Monday 6 May 2013

The Difference - Horror Movies in the 60s.

A number of ghost stories hit the screen in the early 1960s that still have the power to startle today, transcending their black and white photography and minimal special effects. These films can be seen as a reaction against the elaborate creature features of the late 1950s. They are simple stories that only require the audience to suspend disbelief in increments, and often, as in The Haunting (1963) operate from a position of skepticism. The characters do not believe that they are being affected by supernatural forces until too late (if at all) and the horror lies in the journey the protagonist takes between sanity and psychosis. Can the hero believe what he/she (it's usually a woman) is seeing? Reality unravels in textbook (Freudian) style, as familiar, safe mise en scène disintegrate, revealing aspects of another dimension. When the protagonist resists or complains, the causes of her terror can be explained away by a (it's usually a man) kindly doctor or other authority figure in Act Two, but the forces of madness – whether internal or external – always triumph by the end. These screen stories reflect a preoccupation with change, with women on the frontlines, the first (and often the only ones) to be destroyed by the erosion of the old order. Were these movies subliminal warnings to women, an exhortation to behave, or suffer the consequences? These ghost stories depend on more than an ambiguous spectral presence for their thrills; they throb with psychosexual tension, and take a sadistic satisfaction (Hitchcock made it fashionable) in the suffering of the beautiful heroine. The protagonist is a final sacrifice rather than a Final Girl.

The Difference - Horror Movies in the 50s.

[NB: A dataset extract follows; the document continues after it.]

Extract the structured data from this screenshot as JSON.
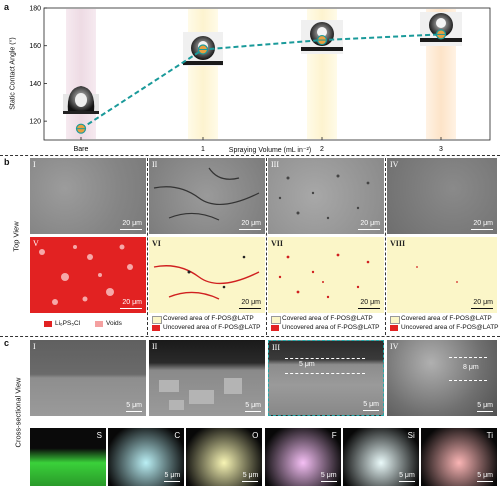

The 1950s are the era when horror films get relegated well and truly to the B-movie category. The studios were too busy incorporating technical changes such as widespread colour production and trying to meet the challenge posed by TV to have much truck with making quality horror pictures. Big stars were reserved for epics and musicals while the Universal era icons were either dead, dead-in-the-water (Lugosi was reduced to an impoverished caricature of his former self) or moved on (Karloff had diversified into TV & theatre and was still working). The main audiences for horror movies were teenagers, who ensured that the genre remained very profitable. They flocked to the drive-ins in hordes, not caring too much about character development, plot integrity or production values. Some of these B-movies are, frankly, ludicrous, in the way they require the audience to suspend disbelief. The aim of the game was thrills, thrills and more thrills, and these monsters, whilst perhaps more terrifying in conception than execution, never fail to deliver on the action front. Nonetheless, they are highly entertaining, and provide a crude, technicolour snapshot of the way America desperately didn't want itself to be. This is to show the difference between the films from the past, and the films from now.

Evaluation Part 3

I have finished my Evaluation like I said, during the free days left, and have uploaded it onto my Evaluation page.

Friday 3 May 2013

Evaluation Part 2

I have spent my time after school trying to continue on with my Evaluation. Since I have spent a lot of time on it, I haven't been able to finish it. Therefore, I will continue on with it during the weekend, and have it fully finished and given in by Tuesday 7th.

Evaluation

I am halfway through my Evaluation, and hoping to finish it by the end of today.